Opening with the eponymously named “Run the Jewels,” the duo delivered an hour-long performance with electrifying enthusiasm.

 
Throughout the concert the Midland was filled with the chants of screaming fans. You would be hard-pressed to find someone there that evening who didn’t know the lyrics. Both El-P and Killer Mike’s faces lit up each time they would drop their mics, letting the crowd’s voices be heard.

 
“We knew Kansas City had great barbecue and great people, because people have been nice to us all day,” Killer Mike said during the show. “But we had no idea it was going to be like this in here. Thank you so f—ing much.”

 
Crowd members raised their arms up high—hands in the shape of a fist and gun—mimicking Run the Jewel’s signature symbol. These hand signs echoed the large black banners which adorned the stage, emblazoned with two severed, zombie-like fist and gun hands.

 
One of the most memorable parts of the show came when the duo performed their abrasively titled track “Close Your Eyes (And Count to F—).” As the beat dropped the entire crowd began to jump around, feeding off the frenetic and bombastic beat delivered by Trackstar.

 
Killer Mike and El-P’s aggressively violent and clever lyrics punctuated the equally aggressive bass-beats of their tracks.
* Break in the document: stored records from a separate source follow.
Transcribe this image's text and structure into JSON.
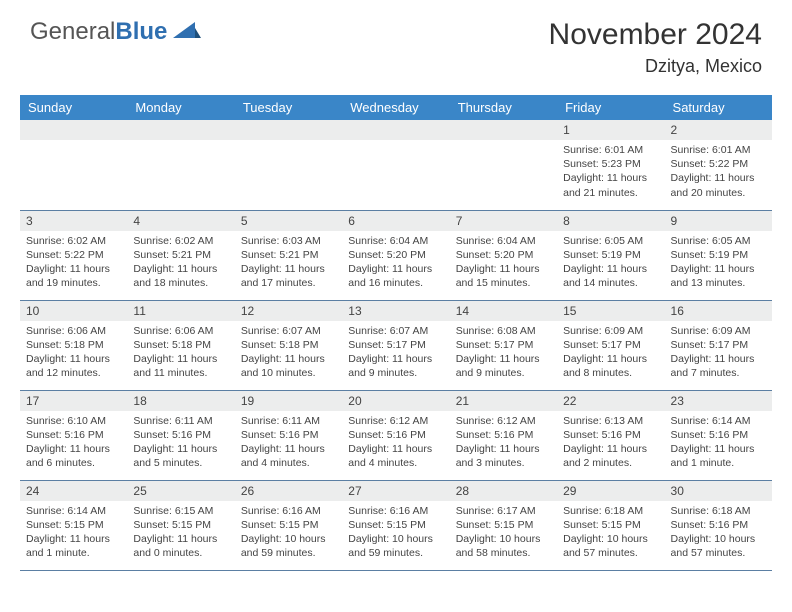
{
  "brand": {
    "name_gray": "General",
    "name_blue": "Blue"
  },
  "title": "November 2024",
  "location": "Dzitya, Mexico",
  "colors": {
    "header_bg": "#3a86c8",
    "daynum_bg": "#eceded",
    "border": "#5b7fa3",
    "text": "#444444",
    "logo_blue": "#2f6fb0"
  },
  "weekdays": [
    "Sunday",
    "Monday",
    "Tuesday",
    "Wednesday",
    "Thursday",
    "Friday",
    "Saturday"
  ],
  "weeks": [
    [
      null,
      null,
      null,
      null,
      null,
      {
        "n": "1",
        "sr": "Sunrise: 6:01 AM",
        "ss": "Sunset: 5:23 PM",
        "d1": "Daylight: 11 hours",
        "d2": "and 21 minutes."
      },
      {
        "n": "2",
        "sr": "Sunrise: 6:01 AM",
        "ss": "Sunset: 5:22 PM",
        "d1": "Daylight: 11 hours",
        "d2": "and 20 minutes."
      }
    ],
    [
      {
        "n": "3",
        "sr": "Sunrise: 6:02 AM",
        "ss": "Sunset: 5:22 PM",
        "d1": "Daylight: 11 hours",
        "d2": "and 19 minutes."
      },
      {
        "n": "4",
        "sr": "Sunrise: 6:02 AM",
        "ss": "Sunset: 5:21 PM",
        "d1": "Daylight: 11 hours",
        "d2": "and 18 minutes."
      },
      {
        "n": "5",
        "sr": "Sunrise: 6:03 AM",
        "ss": "Sunset: 5:21 PM",
        "d1": "Daylight: 11 hours",
        "d2": "and 17 minutes."
      },
      {
        "n": "6",
        "sr": "Sunrise: 6:04 AM",
        "ss": "Sunset: 5:20 PM",
        "d1": "Daylight: 11 hours",
        "d2": "and 16 minutes."
      },
      {
        "n": "7",
        "sr": "Sunrise: 6:04 AM",
        "ss": "Sunset: 5:20 PM",
        "d1": "Daylight: 11 hours",
        "d2": "and 15 minutes."
      },
      {
        "n": "8",
        "sr": "Sunrise: 6:05 AM",
        "ss": "Sunset: 5:19 PM",
        "d1": "Daylight: 11 hours",
        "d2": "and 14 minutes."
      },
      {
        "n": "9",
        "sr": "Sunrise: 6:05 AM",
        "ss": "Sunset: 5:19 PM",
        "d1": "Daylight: 11 hours",
        "d2": "and 13 minutes."
      }
    ],
    [
      {
        "n": "10",
        "sr": "Sunrise: 6:06 AM",
        "ss": "Sunset: 5:18 PM",
        "d1": "Daylight: 11 hours",
        "d2": "and 12 minutes."
      },
      {
        "n": "11",
        "sr": "Sunrise: 6:06 AM",
        "ss": "Sunset: 5:18 PM",
        "d1": "Daylight: 11 hours",
        "d2": "and 11 minutes."
      },
      {
        "n": "12",
        "sr": "Sunrise: 6:07 AM",
        "ss": "Sunset: 5:18 PM",
        "d1": "Daylight: 11 hours",
        "d2": "and 10 minutes."
      },
      {
        "n": "13",
        "sr": "Sunrise: 6:07 AM",
        "ss": "Sunset: 5:17 PM",
        "d1": "Daylight: 11 hours",
        "d2": "and 9 minutes."
      },
      {
        "n": "14",
        "sr": "Sunrise: 6:08 AM",
        "ss": "Sunset: 5:17 PM",
        "d1": "Daylight: 11 hours",
        "d2": "and 9 minutes."
      },
      {
        "n": "15",
        "sr": "Sunrise: 6:09 AM",
        "ss": "Sunset: 5:17 PM",
        "d1": "Daylight: 11 hours",
        "d2": "and 8 minutes."
      },
      {
        "n": "16",
        "sr": "Sunrise: 6:09 AM",
        "ss": "Sunset: 5:17 PM",
        "d1": "Daylight: 11 hours",
        "d2": "and 7 minutes."
      }
    ],
    [
      {
        "n": "17",
        "sr": "Sunrise: 6:10 AM",
        "ss": "Sunset: 5:16 PM",
        "d1": "Daylight: 11 hours",
        "d2": "and 6 minutes."
      },
      {
        "n": "18",
        "sr": "Sunrise: 6:11 AM",
        "ss": "Sunset: 5:16 PM",
        "d1": "Daylight: 11 hours",
        "d2": "and 5 minutes."
      },
      {
        "n": "19",
        "sr": "Sunrise: 6:11 AM",
        "ss": "Sunset: 5:16 PM",
        "d1": "Daylight: 11 hours",
        "d2": "and 4 minutes."
      },
      {
        "n": "20",
        "sr": "Sunrise: 6:12 AM",
        "ss": "Sunset: 5:16 PM",
        "d1": "Daylight: 11 hours",
        "d2": "and 4 minutes."
      },
      {
        "n": "21",
        "sr": "Sunrise: 6:12 AM",
        "ss": "Sunset: 5:16 PM",
        "d1": "Daylight: 11 hours",
        "d2": "and 3 minutes."
      },
      {
        "n": "22",
        "sr": "Sunrise: 6:13 AM",
        "ss": "Sunset: 5:16 PM",
        "d1": "Daylight: 11 hours",
        "d2": "and 2 minutes."
      },
      {
        "n": "23",
        "sr": "Sunrise: 6:14 AM",
        "ss": "Sunset: 5:16 PM",
        "d1": "Daylight: 11 hours",
        "d2": "and 1 minute."
      }
    ],
    [
      {
        "n": "24",
        "sr": "Sunrise: 6:14 AM",
        "ss": "Sunset: 5:15 PM",
        "d1": "Daylight: 11 hours",
        "d2": "and 1 minute."
      },
      {
        "n": "25",
        "sr": "Sunrise: 6:15 AM",
        "ss": "Sunset: 5:15 PM",
        "d1": "Daylight: 11 hours",
        "d2": "and 0 minutes."
      },
      {
        "n": "26",
        "sr": "Sunrise: 6:16 AM",
        "ss": "Sunset: 5:15 PM",
        "d1": "Daylight: 10 hours",
        "d2": "and 59 minutes."
      },
      {
        "n": "27",
        "sr": "Sunrise: 6:16 AM",
        "ss": "Sunset: 5:15 PM",
        "d1": "Daylight: 10 hours",
        "d2": "and 59 minutes."
      },
      {
        "n": "28",
        "sr": "Sunrise: 6:17 AM",
        "ss": "Sunset: 5:15 PM",
        "d1": "Daylight: 10 hours",
        "d2": "and 58 minutes."
      },
      {
        "n": "29",
        "sr": "Sunrise: 6:18 AM",
        "ss": "Sunset: 5:15 PM",
        "d1": "Daylight: 10 hours",
        "d2": "and 57 minutes."
      },
      {
        "n": "30",
        "sr": "Sunrise: 6:18 AM",
        "ss": "Sunset: 5:16 PM",
        "d1": "Daylight: 10 hours",
        "d2": "and 57 minutes."
      }
    ]
  ]
}
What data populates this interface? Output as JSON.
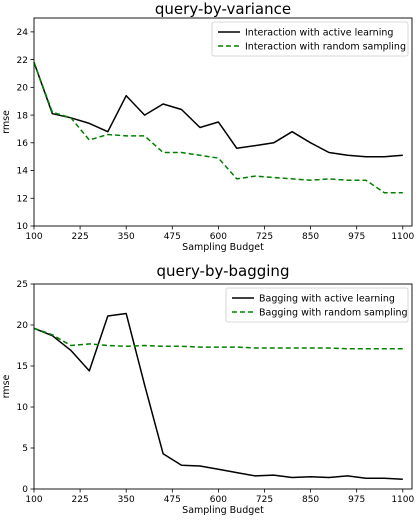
{
  "chart_data": [
    {
      "type": "line",
      "title": "query-by-variance",
      "xlabel": "Sampling Budget",
      "ylabel": "rmse",
      "xlim": [
        100,
        1125
      ],
      "ylim": [
        10,
        25
      ],
      "xticks": [
        100,
        225,
        350,
        475,
        600,
        725,
        850,
        975,
        1100
      ],
      "yticks": [
        10,
        12,
        14,
        16,
        18,
        20,
        22,
        24
      ],
      "grid": false,
      "legend": "top-right",
      "series": [
        {
          "name": "Interaction with active learning",
          "color": "#000000",
          "dash": "solid",
          "x": [
            100,
            150,
            200,
            250,
            300,
            350,
            400,
            450,
            500,
            550,
            600,
            650,
            700,
            750,
            800,
            850,
            900,
            950,
            1000,
            1050,
            1100
          ],
          "y": [
            21.8,
            18.1,
            17.8,
            17.4,
            16.8,
            19.4,
            18.0,
            18.8,
            18.4,
            17.1,
            17.5,
            15.6,
            15.8,
            16.0,
            16.8,
            16.0,
            15.3,
            15.1,
            15.0,
            15.0,
            15.1
          ]
        },
        {
          "name": "Interaction with random sampling",
          "color": "#008000",
          "dash": "dashed",
          "x": [
            100,
            150,
            200,
            250,
            300,
            350,
            400,
            450,
            500,
            550,
            600,
            650,
            700,
            750,
            800,
            850,
            900,
            950,
            1000,
            1050,
            1100
          ],
          "y": [
            21.8,
            18.2,
            17.8,
            16.2,
            16.6,
            16.5,
            16.5,
            15.3,
            15.3,
            15.1,
            14.9,
            13.4,
            13.6,
            13.5,
            13.4,
            13.3,
            13.4,
            13.3,
            13.3,
            12.4,
            12.4
          ]
        }
      ]
    },
    {
      "type": "line",
      "title": "query-by-bagging",
      "xlabel": "Sampling Budget",
      "ylabel": "rmse",
      "xlim": [
        100,
        1125
      ],
      "ylim": [
        0,
        25
      ],
      "xticks": [
        100,
        225,
        350,
        475,
        600,
        725,
        850,
        975,
        1100
      ],
      "yticks": [
        0,
        5,
        10,
        15,
        20,
        25
      ],
      "grid": false,
      "legend": "top-right",
      "series": [
        {
          "name": "Bagging with active learning",
          "color": "#000000",
          "dash": "solid",
          "x": [
            100,
            150,
            200,
            250,
            300,
            350,
            400,
            450,
            500,
            550,
            600,
            650,
            700,
            750,
            800,
            850,
            900,
            950,
            1000,
            1050,
            1100
          ],
          "y": [
            19.6,
            18.7,
            16.9,
            14.4,
            21.1,
            21.4,
            12.7,
            4.3,
            2.9,
            2.8,
            2.4,
            2.0,
            1.6,
            1.7,
            1.4,
            1.5,
            1.4,
            1.6,
            1.3,
            1.3,
            1.2
          ]
        },
        {
          "name": "Bagging with random sampling",
          "color": "#008000",
          "dash": "dashed",
          "x": [
            100,
            150,
            200,
            250,
            300,
            350,
            400,
            450,
            500,
            550,
            600,
            650,
            700,
            750,
            800,
            850,
            900,
            950,
            1000,
            1050,
            1100
          ],
          "y": [
            19.6,
            18.8,
            17.5,
            17.7,
            17.5,
            17.4,
            17.5,
            17.4,
            17.4,
            17.3,
            17.3,
            17.3,
            17.2,
            17.2,
            17.2,
            17.2,
            17.2,
            17.1,
            17.1,
            17.1,
            17.1
          ]
        }
      ]
    }
  ]
}
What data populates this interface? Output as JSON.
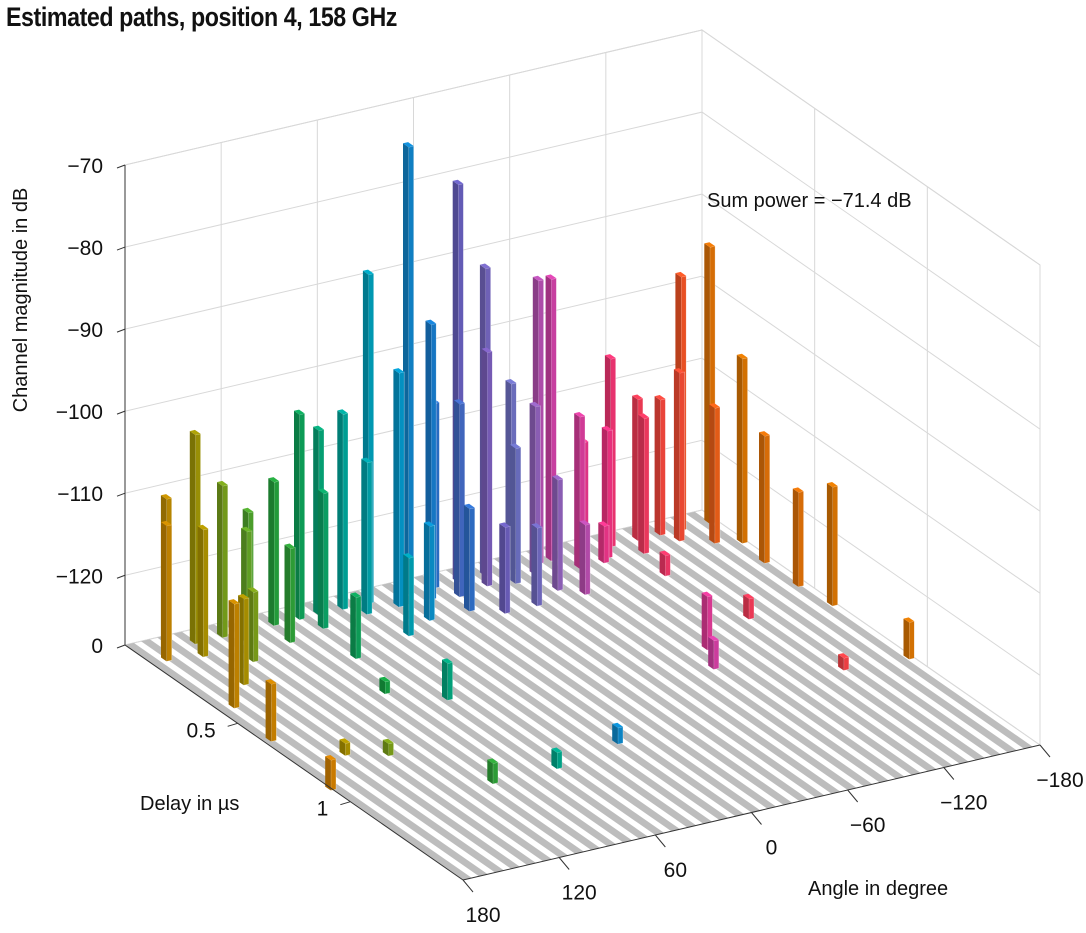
{
  "chart_data": {
    "type": "bar3d",
    "title": "Estimated paths, position 4, 158 GHz",
    "annotation": "Sum power = −71.4 dB",
    "xlabel": "Angle in degree",
    "ylabel": "Delay in µs",
    "zlabel": "Channel magnitude in dB",
    "angle_ticks": [
      "180",
      "120",
      "60",
      "0",
      "−60",
      "−120",
      "−180"
    ],
    "angle_tick_values": [
      180,
      120,
      60,
      0,
      -60,
      -120,
      -180
    ],
    "delay_ticks": [
      "0.5",
      "1"
    ],
    "delay_tick_values": [
      0.5,
      1
    ],
    "z_ticks": [
      "0",
      "−120",
      "−110",
      "−100",
      "−90",
      "−80",
      "−70"
    ],
    "z_tick_values": [
      -128.5,
      -120,
      -110,
      -100,
      -90,
      -80,
      -70
    ],
    "angle_range": [
      180,
      -180
    ],
    "delay_range": [
      0,
      1.5
    ],
    "z_range": [
      -128.5,
      -70
    ],
    "grid": true,
    "color_by_angle": [
      {
        "angle": 180,
        "color": "#c97a00"
      },
      {
        "angle": 150,
        "color": "#a58c00"
      },
      {
        "angle": 120,
        "color": "#5f9e24"
      },
      {
        "angle": 90,
        "color": "#14993f"
      },
      {
        "angle": 60,
        "color": "#00a085"
      },
      {
        "angle": 30,
        "color": "#0096bf"
      },
      {
        "angle": 0,
        "color": "#1a6fc4"
      },
      {
        "angle": -25,
        "color": "#7a55b0"
      },
      {
        "angle": -50,
        "color": "#6270bd"
      },
      {
        "angle": -75,
        "color": "#c540a3"
      },
      {
        "angle": -105,
        "color": "#e6307c"
      },
      {
        "angle": -135,
        "color": "#ea3a4c"
      },
      {
        "angle": -160,
        "color": "#e8521f"
      },
      {
        "angle": -180,
        "color": "#d07400"
      }
    ],
    "columns": [
      "angle_deg",
      "delay_us",
      "magnitude_db"
    ],
    "bars": [
      [
        163,
        0.05,
        -110
      ],
      [
        145,
        0.05,
        -103
      ],
      [
        128,
        0.05,
        -110
      ],
      [
        112,
        0.05,
        -114
      ],
      [
        96,
        0.05,
        -111
      ],
      [
        80,
        0.05,
        -103.5
      ],
      [
        68,
        0.05,
        -106
      ],
      [
        53,
        0.05,
        -104.7
      ],
      [
        37,
        0.05,
        -88.4
      ],
      [
        12,
        0.05,
        -74
      ],
      [
        -4,
        0.05,
        -106
      ],
      [
        -19,
        0.05,
        -80
      ],
      [
        -36,
        0.05,
        -91
      ],
      [
        -52,
        0.05,
        -105.8
      ],
      [
        -69,
        0.05,
        -94
      ],
      [
        -77,
        0.05,
        -94.2
      ],
      [
        -97,
        0.05,
        -115
      ],
      [
        -114,
        0.05,
        -105.6
      ],
      [
        -131,
        0.05,
        -111.3
      ],
      [
        -145,
        0.05,
        -112
      ],
      [
        -158,
        0.05,
        -97.6
      ],
      [
        -176,
        0.05,
        -94.8
      ],
      [
        -178,
        0.18,
        -106
      ],
      [
        -178,
        0.58,
        -114
      ],
      [
        -178,
        0.92,
        -124
      ],
      [
        180,
        0.9,
        -124.8
      ],
      [
        175,
        0.6,
        -121.5
      ],
      [
        170,
        0.4,
        -115.8
      ],
      [
        170,
        0.1,
        -112
      ],
      [
        150,
        0.12,
        -113
      ],
      [
        120,
        0.1,
        -115
      ],
      [
        100,
        0.15,
        -117
      ],
      [
        75,
        0.12,
        -112
      ],
      [
        45,
        0.1,
        -110
      ],
      [
        25,
        0.1,
        -100
      ],
      [
        5,
        0.1,
        -95
      ],
      [
        -10,
        0.12,
        -105
      ],
      [
        -30,
        0.1,
        -100
      ],
      [
        -45,
        0.12,
        -112
      ],
      [
        -60,
        0.1,
        -108
      ],
      [
        -85,
        0.12,
        -110
      ],
      [
        -105,
        0.1,
        -113
      ],
      [
        -125,
        0.12,
        -112
      ],
      [
        -150,
        0.1,
        -108
      ],
      [
        -165,
        0.15,
        -112
      ],
      [
        -175,
        0.3,
        -113
      ],
      [
        -175,
        0.45,
        -117
      ],
      [
        150,
        0.3,
        -118
      ],
      [
        130,
        0.2,
        -120
      ],
      [
        80,
        0.3,
        -121
      ],
      [
        40,
        0.25,
        -119
      ],
      [
        20,
        0.2,
        -117
      ],
      [
        -5,
        0.2,
        -116
      ],
      [
        -20,
        0.25,
        -118
      ],
      [
        -70,
        0.25,
        -120
      ],
      [
        100,
        1.05,
        -126
      ],
      [
        60,
        1.05,
        -126.5
      ],
      [
        15,
        1.0,
        -126.5
      ],
      [
        -80,
        0.75,
        -125
      ],
      [
        -90,
        0.65,
        -122
      ],
      [
        -130,
        0.55,
        -126
      ],
      [
        -140,
        0.9,
        -127
      ],
      [
        65,
        0.6,
        -124
      ],
      [
        90,
        0.5,
        -127
      ],
      [
        -40,
        0.25,
        -119
      ],
      [
        -60,
        0.2,
        -115
      ],
      [
        -100,
        0.12,
        -124
      ],
      [
        -120,
        0.25,
        -126
      ],
      [
        150,
        0.75,
        -127
      ],
      [
        130,
        0.8,
        -127
      ]
    ]
  }
}
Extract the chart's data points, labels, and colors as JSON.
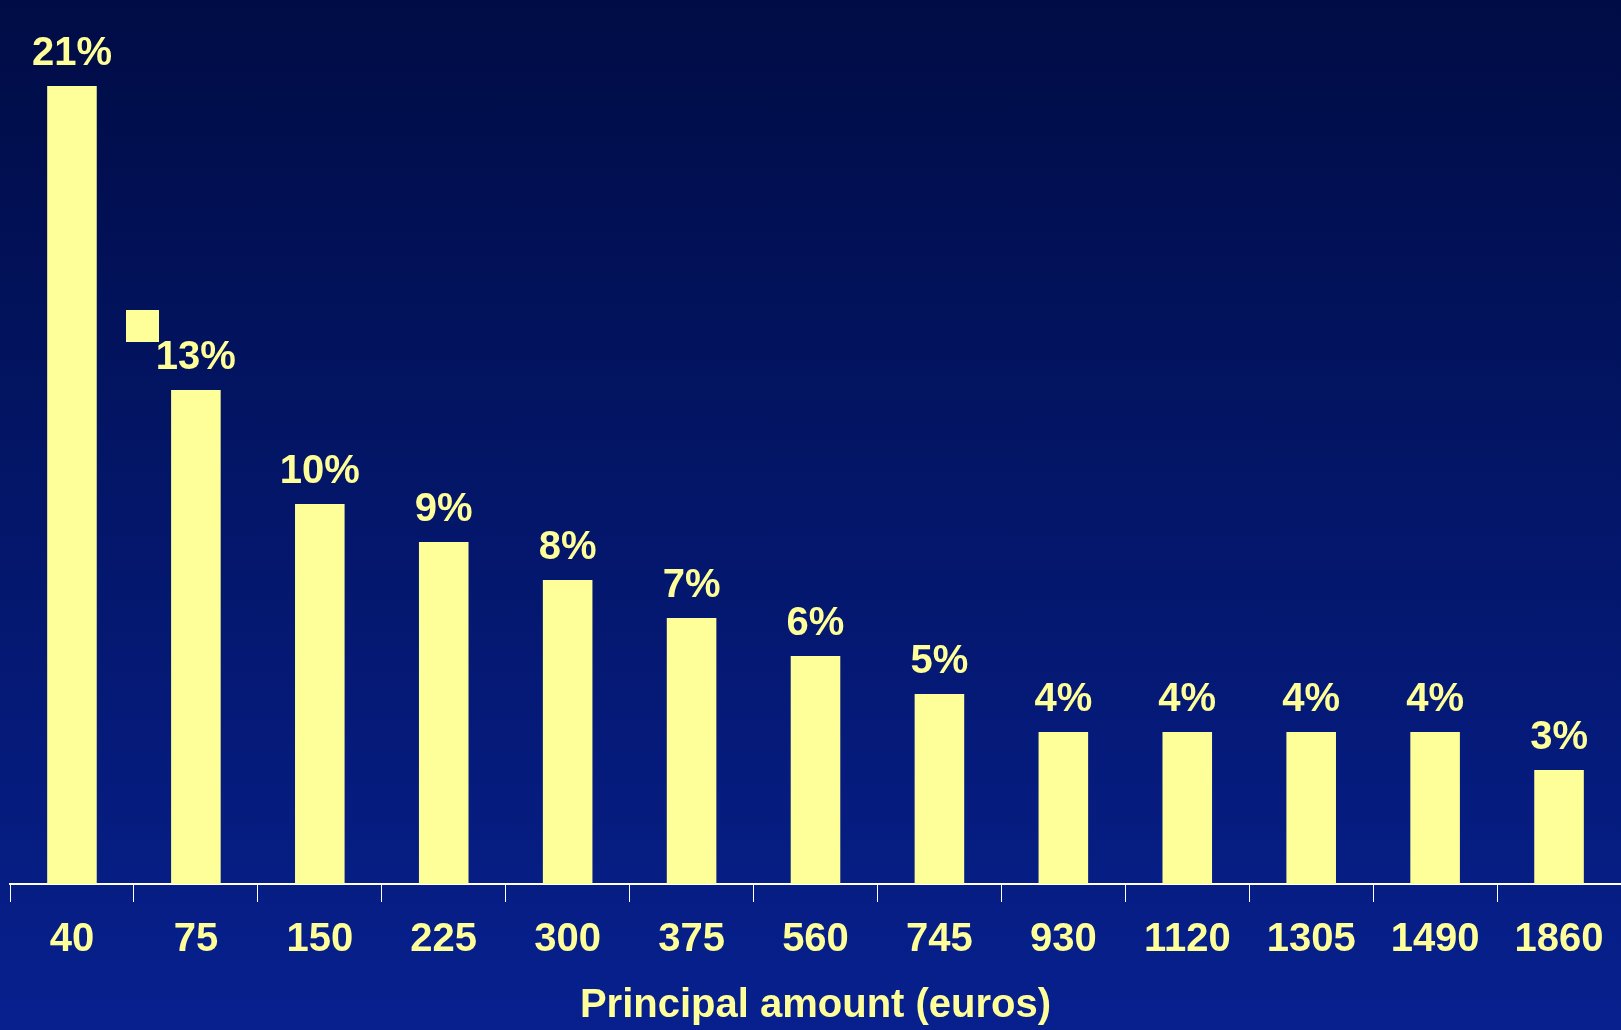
{
  "chart_data": {
    "type": "bar",
    "xlabel": "Principal amount (euros)",
    "categories": [
      "40",
      "75",
      "150",
      "225",
      "300",
      "375",
      "560",
      "745",
      "930",
      "1120",
      "1305",
      "1490",
      "1860"
    ],
    "values": [
      21,
      13,
      10,
      9,
      8,
      7,
      6,
      5,
      4,
      4,
      4,
      4,
      3
    ],
    "value_labels": [
      "21%",
      "13%",
      "10%",
      "9%",
      "8%",
      "7%",
      "6%",
      "5%",
      "4%",
      "4%",
      "4%",
      "4%",
      "3%"
    ],
    "color": "#ffff99",
    "ylim": [
      0,
      21
    ]
  }
}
However, the crowd carried an overwhelmingly positive an upbeat energy throughout the evening.

 
Of particular note were several instances of crowd-surfing which occurred during the concert. Inspired by opener Boot’s guest appearance during Run the Jewels’ performance of “Early,” several people followed suit.

 
Run the Jewels’ last song of their set was the well-received “A Christmas F—ing Miracle.” The performance was prefaced by some kind words from El-P.

 
“I would like to dedicate this song to the person in your life that might not have made it this far,” El-P said. “If you have someone like that, and you wish they could be here sharing this moment with you, hold your hand up.”

 
After leaving the stage, the crowd began chanting “R.T.J.” repetitiously. The booming chant filled the Midland until El-P and Killer Mike returned to the stage.

 
“Y’all sound like a f—ing prison out here,” El-P said.

 
The duo closed the show with an encore performance of the track “Angel Duster.” Throughout the song the audience’s prison-riot energy never subsided, not until Killer Mike and El-P left the stage.